Ich finde diese Diversifizierung sehr interessant, weil wir im Großen und Ganzen verschiedene Labore beobachten können, aber diese Erkenntnisse können nicht immer übernommen werden. Ein sehr ehrgeiziges Projekt könnte darin bestehen, alle erfolgreichen Anwendungsfälle zu sammeln, bei denen wir die Möglichkeit haben, sie zu skalieren und für alle zugänglich zu machen. Aber ohne künstliche Hindernisse zu schaffen, sondern die Innovation fließen zu lassen, ohne auf die perfekte Lösung zu warten, sondern sie während des Umsetzungsprozesses anzupassen, um daraus zu lernen.

Vergleicht man Deutschland mit anderen Ländern, die auf diesen Messen vertreten sind, so könnte man auf den ersten Blick meinen, dass das Land ins Hintertreffen geraten ist. In Wirklichkeit gibt es bei näherer Betrachtung viele erfolgreiche Projekte, Use Cases und Anwendungsszenarien, an denen man sich ein Beispiel nehmen könnte, und diese sind es, die mehr Raum und Bewunderung verdienen.

 

Auf der Smart City Expo World sind weltweite Player im Kontext innovativer Smart-City-Konzepte vertreten. Was sind aus Ihrer Sicht die entscheidenden Trends und Herausforderungen, die die Branche in den nächsten Jahren prägen werden?

Giovanni Coppa: Es bleibt zu hoffen, dass all diese Themen eines Tages in die politische Planung von Städten und Ländern einfließen werden. Schon heute stellen wir schnell fest, dass einige Technologien alltäglich sind und wir nicht von Innovation sprechen können.

Der wichtigste Trend wird zweifellos die integrierte Mobilität in städtischen und vorstädtischen Gebieten sein.
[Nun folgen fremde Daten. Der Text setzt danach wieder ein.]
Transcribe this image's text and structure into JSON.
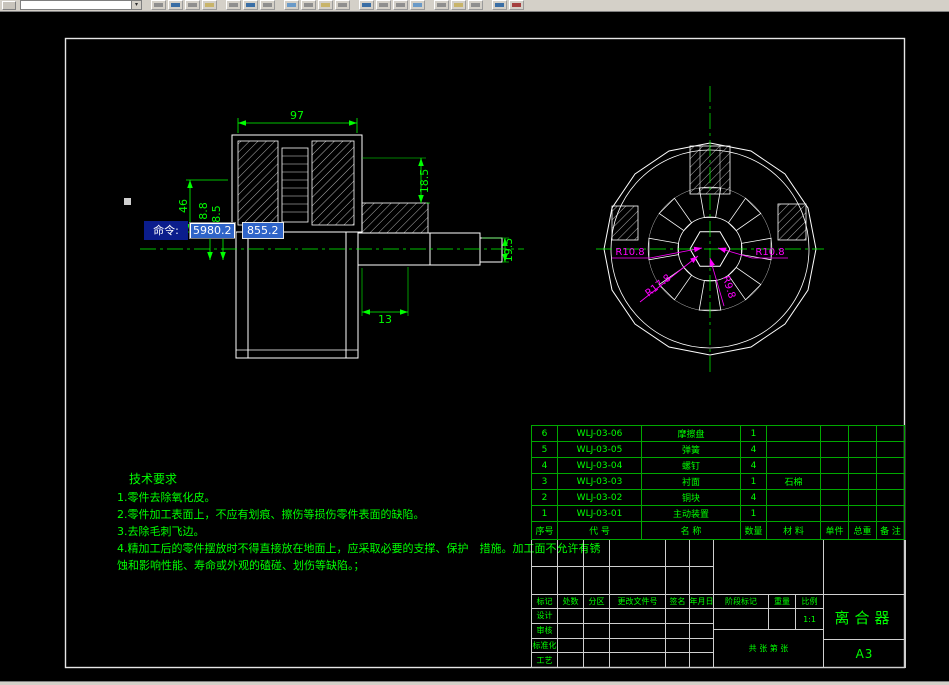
{
  "toolbar": {
    "combo_value": "",
    "dropdown_arrow": "▾"
  },
  "command": {
    "label": "命令:",
    "x_value": "5980.2",
    "y_value": "855.2"
  },
  "dims": {
    "width_top": "97",
    "height_left": "46",
    "h1": "8.8",
    "h2": "8.5",
    "step": "18.5",
    "shaft_end": "19.5",
    "step_len": "13"
  },
  "radial_dims": {
    "left": "R10.8",
    "mid": "R17.8",
    "right": "R10.8",
    "inner": "R9.8"
  },
  "tech_requirements": {
    "title": "技术要求",
    "lines": [
      "1.零件去除氧化皮。",
      "2.零件加工表面上，不应有划痕、擦伤等损伤零件表面的缺陷。",
      "3.去除毛刺飞边。",
      "4.精加工后的零件摆放时不得直接放在地面上，应采取必要的支撑、保护　措施。加工面不允许有锈",
      "蚀和影响性能、寿命或外观的磕碰、划伤等缺陷。；"
    ]
  },
  "bom": {
    "rows": [
      {
        "seq": "6",
        "code": "WLJ-03-06",
        "name": "摩擦盘",
        "qty": "1",
        "material": ""
      },
      {
        "seq": "5",
        "code": "WLJ-03-05",
        "name": "弹簧",
        "qty": "4",
        "material": ""
      },
      {
        "seq": "4",
        "code": "WLJ-03-04",
        "name": "螺钉",
        "qty": "4",
        "material": ""
      },
      {
        "seq": "3",
        "code": "WLJ-03-03",
        "name": "衬面",
        "qty": "1",
        "material": "石棉"
      },
      {
        "seq": "2",
        "code": "WLJ-03-02",
        "name": "铜块",
        "qty": "4",
        "material": ""
      },
      {
        "seq": "1",
        "code": "WLJ-03-01",
        "name": "主动装置",
        "qty": "1",
        "material": ""
      }
    ],
    "headers": {
      "seq": "序号",
      "code": "代  号",
      "name": "名  称",
      "qty": "数量",
      "material": "材  料",
      "unit_weight": "单件",
      "total_weight": "总重",
      "note": "备 注"
    }
  },
  "titleblock": {
    "rev_headers": {
      "mark": "标记",
      "count": "处数",
      "zone": "分区",
      "doc_no": "更改文件号",
      "sign": "签名",
      "date": "年月日"
    },
    "roles": {
      "design": "设计",
      "check": "审核",
      "std": "标准化",
      "craft": "工艺"
    },
    "stage_label": "阶段标记",
    "weight_label": "重量",
    "scale_label": "比例",
    "scale_value": "1:1",
    "sheets": "共 张 第 张",
    "title": "离合器",
    "sheet_size": "A3"
  }
}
Die Kombination von Technologie und innovativen Prozessen wird einen wichtigen Wandel herbeiführen. Abfallmanagement und -entsorgung sind weitere kritische Themen in Großstädten. Der Übergang zu einem Kreislaufwirtschaftsmodell und zur Abfallvermeidung ist eines der Hauptziele der Europäischen Union.

Ohne aktive Bürgerbeteiligung ist es schwierig, die Ziele einer Smart City zu erreichen. Bürgerbeteiligung – unterstützt durch digitale Technologien – kann in der Tat den Zusammenhalt der Gemeinschaft fördern und zur Lösung gemeinsamer Probleme beitragen. Dies gilt insbesondere für die Probleme außerhalb der städtischen Gebiete, was heute auch geschieht, allerdings auf weniger organische Weise. Vor einigen Jahren war die Konnektivität in Bergregionen ein wichtiges Thema, das ebenfalls durch besser zugängliche Technologien und die Einbeziehung der Einwohner gelöst wurde.

Die zunehmende Zahl von Verbindungen und Sensoren in den Städten erfordert die Verarbeitung einer großen Menge von Daten. Der Trend wird dahin gehen, diese dank Edge Computing direkt auf den Sensorsystemen (d.h. „on the edge“) zu analysieren. Technologien wie künstliche Intelligenz und Analysesoftware werden zunehmend direkt in den Geräten implementiert werden. Dies wird zu schnelleren Reaktionen in verschiedenen Kontexten führen, z. B. bei der Mobilität. Dank Edge Computing können Gefahren in Echtzeit gemeldet und Risiken für Autofahrer vermieden werden. Zu den Vorteilen des Edge Computing gehören auch ein geringerer Bandbreitenverbrauch, eine höhere Zuverlässigkeit und eine geringere Latenzzeit des Systems. Wir werden sicherlich lernen, gezielt und intelligent in die Informationsbeschaffung zu investieren.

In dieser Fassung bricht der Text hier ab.